The Cello Concerto starts with a slow and impressive introduction, interrupted by passages for the soloist, who then, in the following Allegro maestoso, launches into the principal subject of the movement, contrasted with the major key of the more lyrical secondary theme. Elements of the introduction are to return throughout, but specifically in the course of the central development. The abridged recapitulation brings back the two subjects, followed by a coda of some brilliance, capped by ominous reference to the slow introduction.
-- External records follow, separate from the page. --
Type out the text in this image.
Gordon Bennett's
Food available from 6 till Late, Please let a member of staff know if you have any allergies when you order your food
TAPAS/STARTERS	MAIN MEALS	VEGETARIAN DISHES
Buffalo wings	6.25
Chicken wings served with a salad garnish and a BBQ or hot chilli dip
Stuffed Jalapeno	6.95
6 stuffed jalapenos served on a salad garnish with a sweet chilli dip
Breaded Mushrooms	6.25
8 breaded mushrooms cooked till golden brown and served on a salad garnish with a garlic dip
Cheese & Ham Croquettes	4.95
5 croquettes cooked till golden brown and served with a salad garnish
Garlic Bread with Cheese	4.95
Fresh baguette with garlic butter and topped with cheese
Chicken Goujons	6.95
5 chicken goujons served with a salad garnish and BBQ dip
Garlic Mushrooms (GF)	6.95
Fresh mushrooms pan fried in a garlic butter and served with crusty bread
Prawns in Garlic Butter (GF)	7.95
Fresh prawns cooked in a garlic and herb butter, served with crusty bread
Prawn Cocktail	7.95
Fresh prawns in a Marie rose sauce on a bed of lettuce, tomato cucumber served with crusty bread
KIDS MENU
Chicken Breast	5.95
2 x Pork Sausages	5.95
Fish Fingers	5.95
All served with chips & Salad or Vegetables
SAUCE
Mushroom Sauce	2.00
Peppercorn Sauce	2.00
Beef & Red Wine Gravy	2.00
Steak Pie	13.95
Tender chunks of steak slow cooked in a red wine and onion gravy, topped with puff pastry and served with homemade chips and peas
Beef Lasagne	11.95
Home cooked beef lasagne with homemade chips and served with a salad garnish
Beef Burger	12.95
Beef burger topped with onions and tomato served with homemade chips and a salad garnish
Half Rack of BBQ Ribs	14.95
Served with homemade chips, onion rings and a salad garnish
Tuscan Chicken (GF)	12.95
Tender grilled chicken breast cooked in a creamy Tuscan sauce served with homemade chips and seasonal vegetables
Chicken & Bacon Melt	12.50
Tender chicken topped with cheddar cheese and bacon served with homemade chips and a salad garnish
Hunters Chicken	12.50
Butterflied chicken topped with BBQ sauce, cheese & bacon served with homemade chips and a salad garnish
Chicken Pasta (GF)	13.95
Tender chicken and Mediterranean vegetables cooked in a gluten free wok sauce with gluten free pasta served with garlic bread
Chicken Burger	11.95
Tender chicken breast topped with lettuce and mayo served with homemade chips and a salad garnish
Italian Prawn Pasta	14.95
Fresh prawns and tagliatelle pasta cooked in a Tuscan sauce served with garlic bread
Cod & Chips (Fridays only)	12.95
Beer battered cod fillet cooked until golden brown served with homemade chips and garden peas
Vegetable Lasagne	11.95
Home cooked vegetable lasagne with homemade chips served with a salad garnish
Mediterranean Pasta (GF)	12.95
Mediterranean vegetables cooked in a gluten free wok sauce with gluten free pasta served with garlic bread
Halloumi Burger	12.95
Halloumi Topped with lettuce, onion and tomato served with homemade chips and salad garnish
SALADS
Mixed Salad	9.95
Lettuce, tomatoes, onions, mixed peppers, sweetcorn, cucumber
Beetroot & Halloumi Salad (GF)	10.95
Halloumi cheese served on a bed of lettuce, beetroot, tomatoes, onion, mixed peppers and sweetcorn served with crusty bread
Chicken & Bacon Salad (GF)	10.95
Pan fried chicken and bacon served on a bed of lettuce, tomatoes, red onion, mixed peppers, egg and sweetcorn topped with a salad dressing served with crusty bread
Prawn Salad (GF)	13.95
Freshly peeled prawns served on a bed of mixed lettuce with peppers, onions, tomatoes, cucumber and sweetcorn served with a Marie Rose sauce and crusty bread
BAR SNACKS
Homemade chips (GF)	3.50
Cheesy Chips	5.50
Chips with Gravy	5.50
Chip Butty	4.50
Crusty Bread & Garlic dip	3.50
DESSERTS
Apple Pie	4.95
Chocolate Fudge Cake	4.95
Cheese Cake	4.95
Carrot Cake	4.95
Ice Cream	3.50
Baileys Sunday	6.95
The Intermezzo combines slow movement and scherzo, with the opening G minor Andantino con moto breaking into a G major Allegro-Presto, a process that is repeated. There is a Spanish touch in the Introduction of the last movement and this continues intermittently in the lively thematic material that follows, present in both melody and in jaunty rhythmic elements.
Lalo's Cello Sonata was written in 1856, at a time when he was preoccupied as a performer and as a composer with chamber music. The sonata opens dramatically, with a secondary theme providing the necessary contrast of key and mood to the threat implicit in the motif with which the sonata had begun. There is a gentle lyricism and serenity in the second movement. This is dispelled at once by the forthright vigour of the final Allegro, interrupted by a hesitant passage, before the movement resumes its original impetus and proceeds to its rhetorical conclusion.
The Chants russes is a transcription for cello and piano of the second movement of Lalo's Concerto russe. The movement first offers the Russian theme in conjunction with the solemn chords of the piano, before going forward to a more impassioned central section.